While there might not always be time to do so in your busy year, consider scheduling occasional all-staff meetings that allow everyone to reflect on the success of a program once you’ve finished a funding cycle. Suggestions for improvement – or praise for a job well-done – can fuel your discussions for next year!
- Follow the money
Grant monies need to be tracked and spent very carefully, and financial statements are often a crucial legal and administrative component of your grant report.
The best financial reports begin far ahead of the program start date. Before your accountant disburses funds, make sure you’ve developed a good system for tracking how — and who — spends money earmarked for program expenses, especially if those expenses will be covered by a funder.
By encouraging all staff members to maintain excellent records, including receipts, expense reports, and staff labor reports, your development team will have an easier time recording how grant funds were used. Plus, you can feel more comfortable knowing you have a record to back up your narrative!

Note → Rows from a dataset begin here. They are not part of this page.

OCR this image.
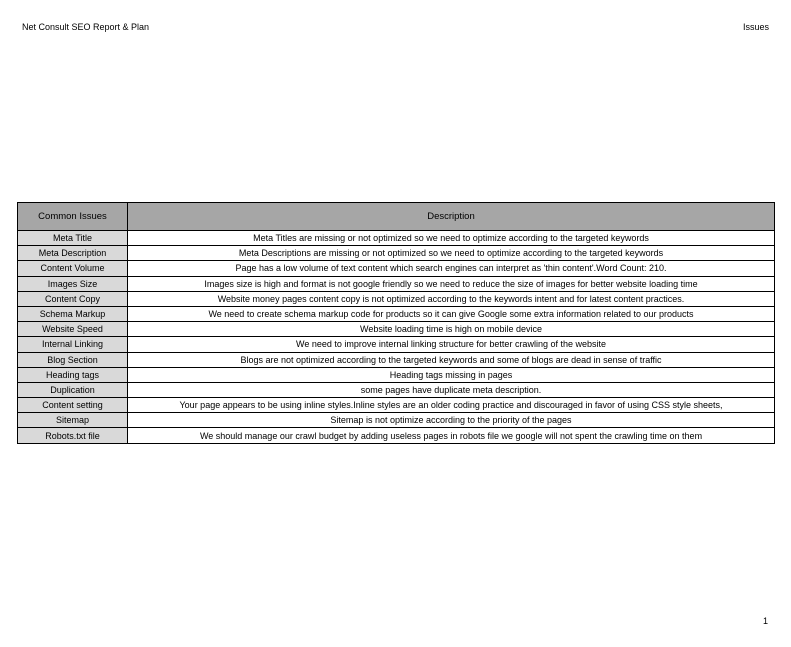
Net Consult SEO Report & Plan	Issues
Common Issues	Description
Meta Title	Meta Titles are missing or not optimized so we need to optimize according to the targeted keywords
Meta Description	Meta Descriptions are missing or not optimized so we need to optimize according to the targeted keywords
Content Volume	Page has a low volume of text content which search engines can interpret as 'thin content'.Word Count: 210.
Images Size	Images size is high and format is not google friendly so we need to reduce the size of images for better website loading time
Content Copy	Website money pages content copy is not optimized according to the keywords intent and for latest content practices.
Schema Markup	We need to create schema markup code for products so it can give Google some extra information related to our products
Website Speed	Website loading time is high on mobile device
Internal Linking	We need to improve internal linking structure for better crawling of the website
Blog Section	Blogs are not optimized according to the targeted keywords and some of blogs are dead in sense of traffic
Heading tags	Heading tags missing in pages
Duplication	some pages have duplicate meta description.
Content setting	Your page appears to be using inline styles.Inline styles are an older coding practice and discouraged in favor of using CSS style sheets,
Sitemap	Sitemap is not optimize according to the priority of the pages
Robots.txt file	We should manage our crawl budget by adding useless pages in robots file we google will not spent the crawling time on them
1
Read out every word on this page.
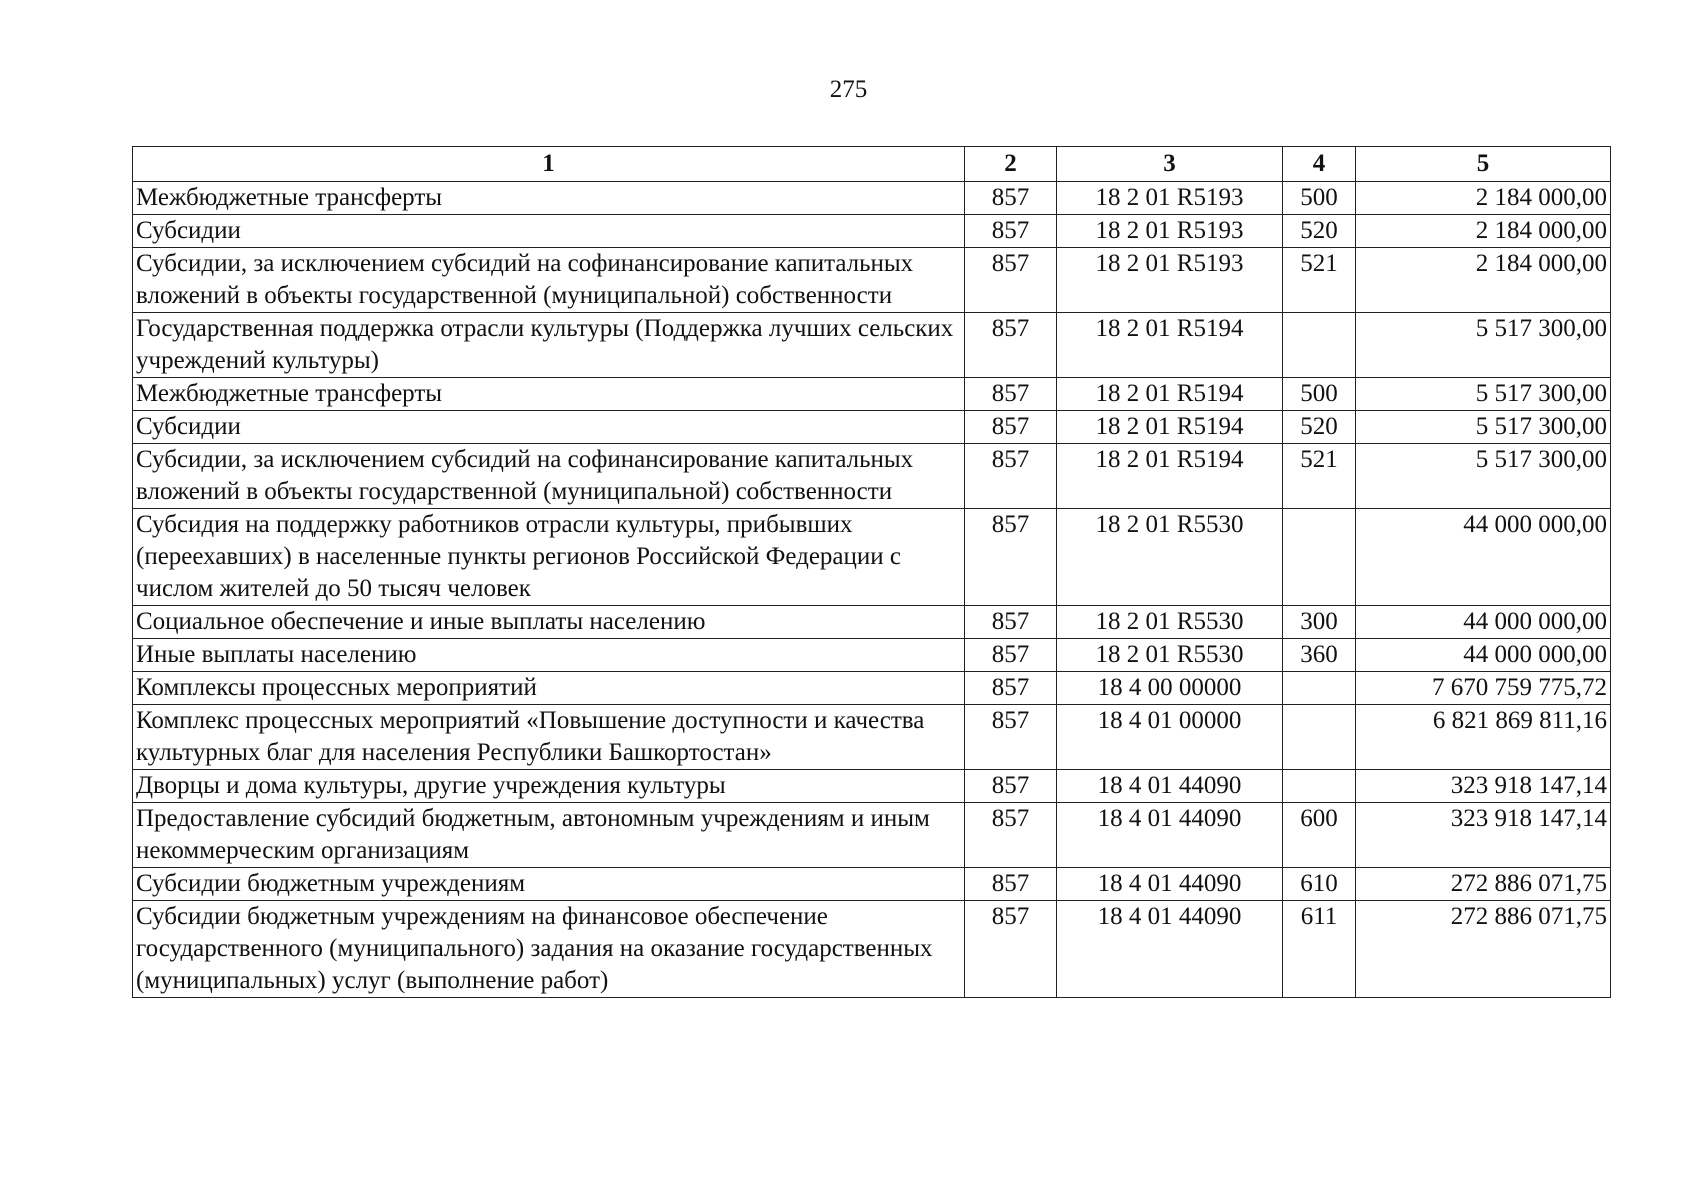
275
1	2	3	4	5
Межбюджетные трансферты	857	18 2 01 R5193	500	2 184 000,00
Субсидии	857	18 2 01 R5193	520	2 184 000,00
Субсидии, за исключением субсидий на софинансирование капитальных вложений в объекты государственной (муниципальной) собственности	857	18 2 01 R5193	521	2 184 000,00
Государственная поддержка отрасли культуры (Поддержка лучших сельских учреждений культуры)	857	18 2 01 R5194		5 517 300,00
Межбюджетные трансферты	857	18 2 01 R5194	500	5 517 300,00
Субсидии	857	18 2 01 R5194	520	5 517 300,00
Субсидии, за исключением субсидий на софинансирование капитальных вложений в объекты государственной (муниципальной) собственности	857	18 2 01 R5194	521	5 517 300,00
Субсидия на поддержку работников отрасли культуры, прибывших (переехавших) в населенные пункты регионов Российской Федерации с числом жителей до 50 тысяч человек	857	18 2 01 R5530		44 000 000,00
Социальное обеспечение и иные выплаты населению	857	18 2 01 R5530	300	44 000 000,00
Иные выплаты населению	857	18 2 01 R5530	360	44 000 000,00
Комплексы процессных мероприятий	857	18 4 00 00000		7 670 759 775,72
Комплекс процессных мероприятий «Повышение доступности и качества культурных благ для населения Республики Башкортостан»	857	18 4 01 00000		6 821 869 811,16
Дворцы и дома культуры, другие учреждения культуры	857	18 4 01 44090		323 918 147,14
Предоставление субсидий бюджетным, автономным учреждениям и иным некоммерческим организациям	857	18 4 01 44090	600	323 918 147,14
Субсидии бюджетным учреждениям	857	18 4 01 44090	610	272 886 071,75
Субсидии бюджетным учреждениям на финансовое обеспечение государственного (муниципального) задания на оказание государственных (муниципальных) услуг (выполнение работ)	857	18 4 01 44090	611	272 886 071,75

Although grant reporting can be seen as “a necessary evil” in the nonprofit world, reports offer important opportunities for reflection and growth. Create systems that set you up for success before the grant application even makes it across the desk of your funder. Knowing how to evaluate the strength of your programs ensures that you’ll meet the needs of your community – and your organization – for years to come.
Kristen Evans is a content strategist and critic with a background in nonprofit development. A former grant writer for 826 Boston, she's also written about publishing, television, and feminism for Brooklyn Magazine, The Los Angeles Times, LA Weekly, and NYLON, among other outlets.